Brian Gormley, a 16-year journalism veteran, currently covering venture-backed healthcare tech companies for Dow Jones' owned and operated VentureWire, offered his thoughts on how company executives can ingratiate themselves among reporters to become that go-to source when the reporter needs expert commentary, rather than just looking to a reporter for the 30-minute briefing and glowing company profile to follow.
"Start with a specific event and discuss that," Gormley explains. "Then offer to comment on individual events, even if those events are not tied to the company's products or what they do. Being an expert overall on the industry they're in goes a long way to developing yourself as a credible source."
And it's not always establishing yourself among veteran reporters to a specific industry. Gormley recommends helping those new to an industry or beat.
"Offer to brief a reporter on a sector if that reporter is new to it," he said. "Helping bring them up to speed, introducing them to the market and the players, telling them what to look into and trends they should look at is helpful."
Gormley said no one knows the sector as well as the company CEO, but he also cautions the CEO shouldn't just be on the phone with a reporter when his PR agency has landed an interview - he or she should reach out on their own with some regularity.
"The frequency evolves over time as you better understand what they publish and what he or she writes about and you become comfortable with them," he says.

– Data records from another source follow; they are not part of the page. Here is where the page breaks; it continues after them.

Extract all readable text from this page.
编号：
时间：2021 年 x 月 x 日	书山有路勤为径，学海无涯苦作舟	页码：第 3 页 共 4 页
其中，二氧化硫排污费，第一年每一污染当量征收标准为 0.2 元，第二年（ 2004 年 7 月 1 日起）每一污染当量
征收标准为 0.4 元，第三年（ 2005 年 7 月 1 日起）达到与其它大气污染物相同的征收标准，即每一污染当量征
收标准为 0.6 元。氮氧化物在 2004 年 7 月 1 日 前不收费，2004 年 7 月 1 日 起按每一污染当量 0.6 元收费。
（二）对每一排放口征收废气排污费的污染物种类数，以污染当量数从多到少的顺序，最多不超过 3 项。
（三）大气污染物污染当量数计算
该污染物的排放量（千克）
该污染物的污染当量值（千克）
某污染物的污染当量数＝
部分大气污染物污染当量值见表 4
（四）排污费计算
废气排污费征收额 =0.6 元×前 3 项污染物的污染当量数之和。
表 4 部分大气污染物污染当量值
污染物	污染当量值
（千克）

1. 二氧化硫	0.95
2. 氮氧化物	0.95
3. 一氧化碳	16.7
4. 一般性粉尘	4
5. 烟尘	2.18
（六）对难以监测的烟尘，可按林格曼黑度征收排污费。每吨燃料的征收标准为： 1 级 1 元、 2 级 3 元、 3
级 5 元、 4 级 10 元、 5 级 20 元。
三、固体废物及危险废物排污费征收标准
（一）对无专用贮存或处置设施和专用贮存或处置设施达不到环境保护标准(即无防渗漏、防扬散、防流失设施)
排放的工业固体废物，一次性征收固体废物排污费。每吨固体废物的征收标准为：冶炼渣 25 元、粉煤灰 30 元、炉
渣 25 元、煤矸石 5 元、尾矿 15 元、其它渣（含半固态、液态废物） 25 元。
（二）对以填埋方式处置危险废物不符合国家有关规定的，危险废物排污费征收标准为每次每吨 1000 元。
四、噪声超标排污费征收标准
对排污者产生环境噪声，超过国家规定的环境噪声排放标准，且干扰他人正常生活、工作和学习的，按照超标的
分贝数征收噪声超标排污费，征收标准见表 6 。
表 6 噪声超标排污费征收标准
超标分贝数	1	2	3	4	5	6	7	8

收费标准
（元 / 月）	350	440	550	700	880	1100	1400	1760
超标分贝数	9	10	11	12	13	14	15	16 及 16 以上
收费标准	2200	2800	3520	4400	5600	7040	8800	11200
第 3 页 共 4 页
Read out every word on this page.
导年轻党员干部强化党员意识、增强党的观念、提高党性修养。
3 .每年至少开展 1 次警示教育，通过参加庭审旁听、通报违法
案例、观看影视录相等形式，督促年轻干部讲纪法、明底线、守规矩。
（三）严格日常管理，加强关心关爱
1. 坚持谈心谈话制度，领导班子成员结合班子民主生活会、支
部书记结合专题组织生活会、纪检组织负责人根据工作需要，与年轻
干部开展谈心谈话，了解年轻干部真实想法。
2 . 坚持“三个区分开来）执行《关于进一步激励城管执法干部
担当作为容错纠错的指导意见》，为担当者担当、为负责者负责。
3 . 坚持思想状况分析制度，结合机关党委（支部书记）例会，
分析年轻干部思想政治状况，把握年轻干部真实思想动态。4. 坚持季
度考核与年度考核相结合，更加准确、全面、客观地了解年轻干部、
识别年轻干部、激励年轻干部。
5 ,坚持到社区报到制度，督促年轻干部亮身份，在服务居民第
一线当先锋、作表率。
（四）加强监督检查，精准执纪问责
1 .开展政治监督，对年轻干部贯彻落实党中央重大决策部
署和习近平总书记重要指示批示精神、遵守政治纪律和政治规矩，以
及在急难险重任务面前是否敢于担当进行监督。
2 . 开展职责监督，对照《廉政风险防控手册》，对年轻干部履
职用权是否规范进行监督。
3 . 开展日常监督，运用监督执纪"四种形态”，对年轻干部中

While the days of a reporter working on just one large story for the morning paper or evening newscast each day are long gone, the days of reporters sticking to their ethical guns and not accepting gifts and dinners remain. Gormley cautions sources that it's not okay to take a reporter to lunch or dinner, or pass along small tokens of appreciation and thanks for positive coverage. He says this can muddy a relationship and that most reporters, when push comes to shove, have a job to do. If that job entails reporting news that will paint a source in a negative light, they're going to do their job and report the news instead of looking the other way. So sources shouldn't hold onto false hope that a few well placed meals or lunches will pay larger dividends in the end.
At the end of the day it's a reporter's job to find and report stories, do it in a timely fashion with validation and above all else, report with accuracy. Gormley concedes there are times when reporters misunderstand what they may have heard, and in that case, need to correct that misrepresentation.
"It's okay to follow up with the reporter,'" he explains, while adding there's an opportunity to correct the mistake and advance the story. "You can say, 'you misunderstood this, or you missed this point, but you should look into this angle now.' Then you can point them in that direction."
Gormley's last point to those looking to become sources for the media covering their industry is to be responsive and available.
"If you want to be a trusted, go-to source, be accessible," he suggests. "It's important for reporters to know they can get in touch with you quickly. Reporters knowing they can contact you and that you'll get back to them quickly will help you build that relationship and be that source."